"The book under review is a new contribution on the topic, with a focus on signal processing applications. … this is the first self-contained manuscript on this emerging research area, and hence it is a welcome and timely contribution to the technical literature. … use of illustrative numerical examples, accompanied by Matlab scripts, allows the inexperienced reader to grasp the essential ideas without having to understand all the mathematical subtelties. In particular, signal processing engineers should benefit a lot from reading the book … ." (Didier Henrion, Zentralblatt MATH, Vol. 1126 (3), 2008)
"Trigonometric polynomials that are positive on the unit circle play an essential role in a number of digital filtering problems. … The text would be quite suitable for use as the basis of lectures, for it has proofs written out, a survey of the literature and many exercises." (A. Bultheel, Mathematical Reviews, Issue 2007 m)

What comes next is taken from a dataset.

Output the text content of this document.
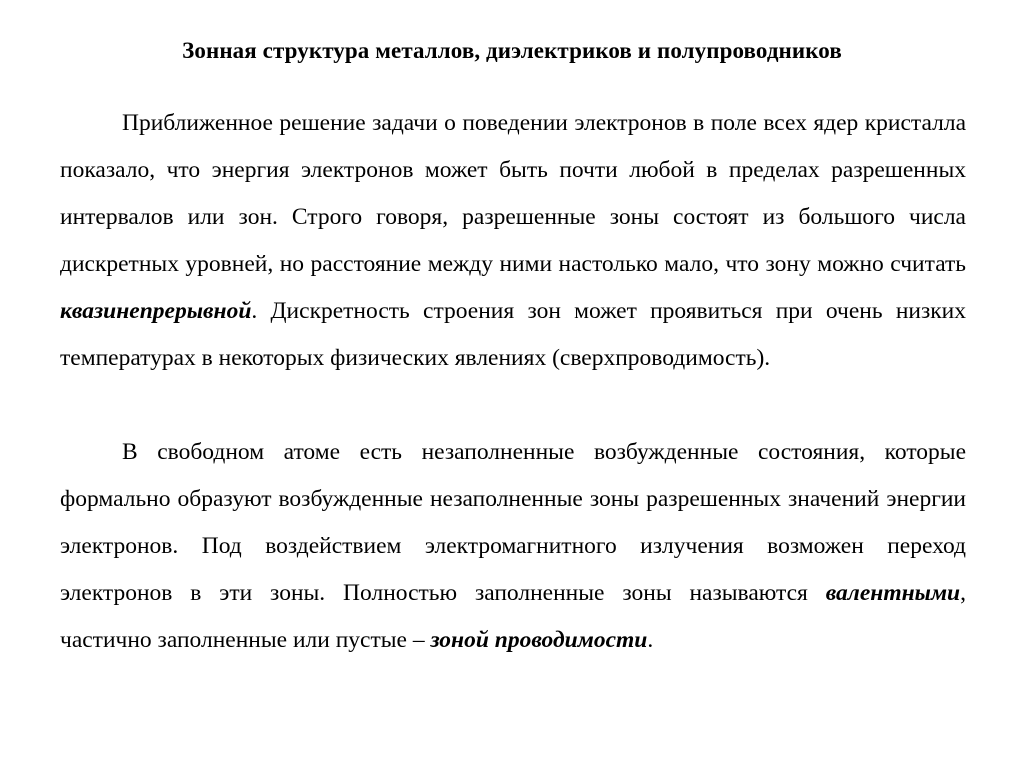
Зонная структура металлов, диэлектриков и полупроводников

Приближенное решение задачи о поведении электронов в поле всех ядер кристалла показало, что энергия электронов может быть почти любой в пределах разрешенных интервалов или зон. Строго говоря, разрешенные зоны состоят из большого числа дискретных уровней, но расстояние между ними настолько мало, что зону можно считать квазинепрерывной. Дискретность строения зон может проявиться при очень низких температурах в некоторых физических явлениях (сверхпроводимость).

В свободном атоме есть незаполненные возбужденные состояния, которые формально образуют возбужденные незаполненные зоны разрешенных значений энергии электронов. Под воздействием электромагнитного излучения возможен переход электронов в эти зоны. Полностью заполненные зоны называются валентными, частично заполненные или пустые – зоной проводимости.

Positive and sum-of-squares polynomials have received a special interest in the latest decade, due to their connections with semidefinite programming. Thus, efficient optimization methods can be employed to solve diverse problems involving polynomials. This book gathers the main recent results on positive trigonometric polynomials within a unitary framework; the theoretical results are obtained partly from the general theory of real polynomials, partly from self-sustained developments. The optimization applications cover a field different from that of real polynomials, mainly in signal processing problems: design of 1-D and 2-D FIR or IIR filters, design of orthogonal filterbanks and wavelets, stability of multidimensional discrete-time systems.
Positive Trigonometric Polynomials and Signal Processing Applications has two parts: theory and applications. The theory of sum-of-squares trigonometric polynomials is presented unitarily based on the concept of Gram matrix (extended to Gram pair or Gram set). The presentation starts by giving the main results for univariate polynomials, which are later extended and generalized for multivariate polynomials. The applications part is organized as a collection of related problems that use systematically the theoretical results. All the problems are brought to a semidefinite programming form, ready to be solved with algorithms freely available, like those from the library SeDuMi.